Metamath Proof Explorer


Theorem cnndvlem2

Description: Lemma for cnndv . (Contributed by Asger C. Ipsen, 26-Aug-2021)

Ref Expression
Hypotheses cnndvlem2.t
|- T = ( x e. RR |-> ( abs ` ( ( |_ ` ( x + ( 1 / 2 ) ) ) - x ) ) )
cnndvlem2.f
|- F = ( y e. RR |-> ( n e. NN0 |-> ( ( ( 1 / 2 ) ^ n ) x. ( T ` ( ( ( 2 x. 3 ) ^ n ) x. y ) ) ) ) )
cnndvlem2.w
|- W = ( w e. RR |-> sum_ i e. NN0 ( ( F ` w ) ` i ) )
Assertion cnndvlem2
|- E. f ( f e. ( RR -cn-> RR ) /\ dom ( RR _D f ) = (/) )

Proof

Step Hyp Ref Expression
1 cnndvlem2.t
 |-  T = ( x e.
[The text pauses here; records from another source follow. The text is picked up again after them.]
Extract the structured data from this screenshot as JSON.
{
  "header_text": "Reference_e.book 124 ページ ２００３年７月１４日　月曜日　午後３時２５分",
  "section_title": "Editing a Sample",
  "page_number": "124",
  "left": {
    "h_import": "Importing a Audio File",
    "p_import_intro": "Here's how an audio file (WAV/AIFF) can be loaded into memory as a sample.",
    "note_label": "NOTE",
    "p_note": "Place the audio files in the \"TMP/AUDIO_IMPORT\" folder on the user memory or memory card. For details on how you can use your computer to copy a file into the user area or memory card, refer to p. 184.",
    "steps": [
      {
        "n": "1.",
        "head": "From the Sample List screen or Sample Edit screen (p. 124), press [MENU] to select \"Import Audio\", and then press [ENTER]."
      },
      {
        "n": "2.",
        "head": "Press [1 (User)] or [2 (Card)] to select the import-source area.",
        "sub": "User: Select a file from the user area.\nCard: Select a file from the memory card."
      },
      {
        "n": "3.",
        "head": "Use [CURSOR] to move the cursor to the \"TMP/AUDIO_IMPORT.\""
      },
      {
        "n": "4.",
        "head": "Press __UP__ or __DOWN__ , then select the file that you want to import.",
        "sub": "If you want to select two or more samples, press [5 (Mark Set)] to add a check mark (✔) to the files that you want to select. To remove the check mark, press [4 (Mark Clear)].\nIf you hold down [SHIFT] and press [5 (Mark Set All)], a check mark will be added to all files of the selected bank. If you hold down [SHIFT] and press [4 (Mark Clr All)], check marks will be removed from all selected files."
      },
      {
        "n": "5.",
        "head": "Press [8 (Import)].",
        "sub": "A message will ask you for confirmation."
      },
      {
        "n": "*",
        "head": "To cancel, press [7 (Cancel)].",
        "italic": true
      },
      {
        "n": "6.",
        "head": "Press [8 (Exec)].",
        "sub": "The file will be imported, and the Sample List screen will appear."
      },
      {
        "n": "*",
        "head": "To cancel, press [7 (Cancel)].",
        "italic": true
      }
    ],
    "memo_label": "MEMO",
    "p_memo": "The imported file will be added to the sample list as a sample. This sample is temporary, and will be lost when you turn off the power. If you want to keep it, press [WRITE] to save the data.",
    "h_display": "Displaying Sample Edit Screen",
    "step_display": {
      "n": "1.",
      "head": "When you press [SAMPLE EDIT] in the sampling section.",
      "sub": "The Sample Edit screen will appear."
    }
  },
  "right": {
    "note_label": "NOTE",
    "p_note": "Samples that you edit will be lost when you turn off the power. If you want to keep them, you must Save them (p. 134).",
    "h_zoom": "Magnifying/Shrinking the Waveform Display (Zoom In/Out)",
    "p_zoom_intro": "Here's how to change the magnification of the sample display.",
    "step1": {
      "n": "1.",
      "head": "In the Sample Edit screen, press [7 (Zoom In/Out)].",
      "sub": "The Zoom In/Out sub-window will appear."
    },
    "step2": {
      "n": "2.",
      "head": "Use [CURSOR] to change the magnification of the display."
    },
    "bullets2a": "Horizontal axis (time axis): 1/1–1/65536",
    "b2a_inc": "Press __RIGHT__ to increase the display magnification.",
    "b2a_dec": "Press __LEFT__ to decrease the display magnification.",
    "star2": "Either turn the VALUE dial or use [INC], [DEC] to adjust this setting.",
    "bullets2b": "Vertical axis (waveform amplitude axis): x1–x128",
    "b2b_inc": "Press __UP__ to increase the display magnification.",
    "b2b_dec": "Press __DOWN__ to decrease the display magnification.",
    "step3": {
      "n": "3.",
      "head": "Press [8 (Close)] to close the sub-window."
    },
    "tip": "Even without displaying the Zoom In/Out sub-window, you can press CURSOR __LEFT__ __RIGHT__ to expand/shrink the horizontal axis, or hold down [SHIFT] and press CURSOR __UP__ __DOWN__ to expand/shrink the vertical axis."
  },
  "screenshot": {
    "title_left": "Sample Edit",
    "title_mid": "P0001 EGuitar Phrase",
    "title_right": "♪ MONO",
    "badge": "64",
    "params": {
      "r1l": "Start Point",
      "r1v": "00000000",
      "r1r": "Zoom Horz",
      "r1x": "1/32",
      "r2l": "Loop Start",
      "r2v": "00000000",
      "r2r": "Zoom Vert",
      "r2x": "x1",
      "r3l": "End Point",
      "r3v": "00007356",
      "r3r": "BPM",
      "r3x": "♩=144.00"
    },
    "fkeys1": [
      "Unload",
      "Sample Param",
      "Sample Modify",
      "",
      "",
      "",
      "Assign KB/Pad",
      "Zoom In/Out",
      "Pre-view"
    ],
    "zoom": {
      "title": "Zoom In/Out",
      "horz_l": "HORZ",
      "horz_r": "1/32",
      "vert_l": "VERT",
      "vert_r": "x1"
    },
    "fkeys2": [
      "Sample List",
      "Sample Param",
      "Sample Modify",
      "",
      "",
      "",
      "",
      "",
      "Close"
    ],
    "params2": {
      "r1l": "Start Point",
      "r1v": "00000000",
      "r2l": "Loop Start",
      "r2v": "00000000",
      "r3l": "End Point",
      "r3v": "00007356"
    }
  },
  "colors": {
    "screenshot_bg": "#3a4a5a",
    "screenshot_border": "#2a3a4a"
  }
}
RR |-> ( abs ` ( ( |_ ` ( x + ( 1 / 2 ) ) ) - x ) ) )
2 cnndvlem2.f
 |-  F = ( y e. RR |-> ( n e. NN0 |-> ( ( ( 1 / 2 ) ^ n ) x. ( T ` ( ( ( 2 x. 3 ) ^ n ) x. y ) ) ) ) )
3 cnndvlem2.w
 |-  W = ( w e. RR |-> sum_ i e. NN0 ( ( F ` w ) ` i ) )
4 1 2 3 cnndvlem1
 |-  ( W e. ( RR -cn-> RR ) /\ dom ( RR _D W ) = (/) )
5 reex
 |-  RR e. _V
6 5 mptex
 |-  ( w e. RR |-> sum_ i e. NN0 ( ( F ` w ) ` i ) ) e. _V
7 3 6 eqeltri
 |-  W e. _V
8 eleq1
 |-  ( f = W -> ( f e. ( RR -cn-> RR ) <-> W e. ( RR -cn-> RR ) ) )
9 oveq2
 |-  ( f = W -> ( RR _D f ) = ( RR _D W ) )
10 9 dmeqd
 |-  ( f = W -> dom ( RR _D f ) = dom ( RR _D W ) )
11 10 eqeq1d
 |-  ( f = W -> ( dom ( RR _D f ) = (/) <-> dom ( RR _D W ) = (/) ) )
12 8 11 anbi12d
 |-  ( f = W -> ( ( f e. ( RR -cn-> RR ) /\ dom ( RR _D f ) = (/) ) <-> ( W e. ( RR -cn-> RR ) /\ dom ( RR _D W ) = (/) ) ) )
13 7 12 spcev
 |-  ( ( W e. ( RR -cn-> RR ) /\ dom ( RR _D W ) = (/) ) -> E. f ( f e. ( RR -cn-> RR ) /\ dom ( RR _D f ) = (/) ) )
14 4 13 ax-mp
 |-  E. f ( f e. ( RR -cn-> RR ) /\ dom ( RR _D f ) = (/) )